I. L’affirmation d’un mécanisme de reconnaissance automatique inconditionnel
La Cour de justice réaffirme avec force le principe de la reconnaissance automatique des titres de formation d’architecte (A), ce qui la conduit à rejeter toute possibilité pour les États membres d’imposer des exigences supplémentaires non prévues par la directive (B).
A. La consécration du principe de reconnaissance automatique des titres de formation
La décision de la Cour repose sur le mécanisme central de la directive 2005/36/CE en matière de qualifications d’architecte. Ce système est fondé sur la coordination préalable des conditions minimales de formation au niveau de l’Union, ce qui justifie une reconnaissance mutuelle dépourvue d’examen au cas par cas par l’État membre d’accueil. La Cour rappelle que l’objectif de la directive est de « permettre au titulaire d’une qualification professionnelle lui ouvrant l’accès à une profession réglementée dans son État membre d’origine d’accéder, dans l’État membre d’accueil, à la même profession ». Pour la profession d’architecte, ce principe se traduit par une obligation claire pour l’État d’accueil. Conformément à l’article 21, paragraphe 1, de la directive, chaque État membre doit reconnaître les titres listés à l’annexe V, « en leur donnant, en ce qui concerne l’accès aux activités professionnelles et leur exercice, le même effet sur son territoire qu’aux titres de formation qu’il délivre ». Cette obligation de reconnaissance s’applique également, en vertu de l’article 49, à certains titres plus anciens qui bénéficient de droits acquis, même s’ils ne satisfont pas à toutes les exigences minimales de formation plus récentes. L’automaticité du système repose donc sur une simple vérification : le titre du professionnel migrant figure-t-il dans les annexes pertinentes de la directive ? Si la réponse est positive, la reconnaissance est de droit et doit être totale.

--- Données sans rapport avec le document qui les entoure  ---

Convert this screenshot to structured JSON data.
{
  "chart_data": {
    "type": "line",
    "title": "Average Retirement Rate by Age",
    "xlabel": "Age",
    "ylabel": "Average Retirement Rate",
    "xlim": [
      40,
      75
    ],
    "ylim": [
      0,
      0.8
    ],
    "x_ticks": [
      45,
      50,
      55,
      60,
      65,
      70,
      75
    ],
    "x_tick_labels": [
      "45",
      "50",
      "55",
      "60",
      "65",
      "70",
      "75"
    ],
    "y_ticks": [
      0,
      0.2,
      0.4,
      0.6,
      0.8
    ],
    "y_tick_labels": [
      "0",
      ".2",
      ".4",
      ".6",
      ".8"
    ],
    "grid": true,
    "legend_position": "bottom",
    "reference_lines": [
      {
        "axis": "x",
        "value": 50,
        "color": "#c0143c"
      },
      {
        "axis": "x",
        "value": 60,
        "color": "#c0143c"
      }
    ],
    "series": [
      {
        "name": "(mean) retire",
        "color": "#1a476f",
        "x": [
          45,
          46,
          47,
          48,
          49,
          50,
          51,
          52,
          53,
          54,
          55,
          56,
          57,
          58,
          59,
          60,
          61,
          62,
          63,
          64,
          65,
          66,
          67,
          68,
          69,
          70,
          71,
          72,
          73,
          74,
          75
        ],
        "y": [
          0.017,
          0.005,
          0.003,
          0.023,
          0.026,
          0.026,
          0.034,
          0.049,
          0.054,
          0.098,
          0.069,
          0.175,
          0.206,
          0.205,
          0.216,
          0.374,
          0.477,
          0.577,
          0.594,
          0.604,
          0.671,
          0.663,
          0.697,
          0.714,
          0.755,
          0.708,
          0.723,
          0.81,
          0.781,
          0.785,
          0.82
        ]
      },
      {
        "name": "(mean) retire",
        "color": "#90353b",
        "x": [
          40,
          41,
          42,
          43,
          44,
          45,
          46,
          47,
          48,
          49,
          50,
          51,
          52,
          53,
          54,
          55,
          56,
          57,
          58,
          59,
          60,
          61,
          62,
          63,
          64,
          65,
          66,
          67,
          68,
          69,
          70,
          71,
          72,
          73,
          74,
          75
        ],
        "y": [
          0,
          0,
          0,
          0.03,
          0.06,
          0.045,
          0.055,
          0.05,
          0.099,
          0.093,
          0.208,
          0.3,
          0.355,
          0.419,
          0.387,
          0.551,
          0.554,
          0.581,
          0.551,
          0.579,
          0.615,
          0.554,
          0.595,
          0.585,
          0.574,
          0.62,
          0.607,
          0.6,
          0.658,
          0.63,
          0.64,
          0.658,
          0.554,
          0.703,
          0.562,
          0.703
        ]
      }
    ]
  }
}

B. Une interprétation littérale excluant toute marge d’appréciation nationale
Forte de ce constat, la Cour conclut logiquement que le système de reconnaissance automatique ne laisse place à aucune appréciation discrétionnaire de la part des autorités de l’État membre d’accueil. Celles-ci ne peuvent imposer de conditions supplémentaires, telles qu’un stage professionnel ou la preuve d’une expérience équivalente. Le raisonnement de la Cour est sans équivoque : « le système de reconnaissance automatique des qualifications professionnelles prévu […] ne laisse aucune marge d’appréciation aux États membres ». La Cour souligne un point d’évolution important par rapport au droit antérieur, en relevant que la directive 85/384/CEE, désormais abrogée, autorisait un État membre à imposer des conditions de stage complémentaires. La suppression de cette faculté dans la directive 2005/36/CE renforce, selon les juges, le caractère absolu de la reconnaissance automatique. Par conséquent, dès lors qu’un architecte est titulaire d’un titre de formation ou d’un certificat visé par les annexes de la directive, il doit pouvoir exercer sa profession dans un autre État membre sans que ce dernier puisse « lui imposer d’obtenir ou de prouver qu’il a obtenu des qualifications professionnelles supplémentaires ». L’exigence d’un stage, même si elle est imposée aux nationaux, constitue une telle qualification supplémentaire interdite par la directive dans le cadre de ce régime spécifique.
L’interprétation rigoureuse de la Cour consolide ainsi la libre circulation des architectes en s’appuyant sur la confiance mutuelle matérialisée par la coordination des formations. La valeur de cette solution réside dans sa clarté et sa prévisibilité pour les professionnels (II), bien que sa mise en œuvre efficace dépende de la diligence des États membres.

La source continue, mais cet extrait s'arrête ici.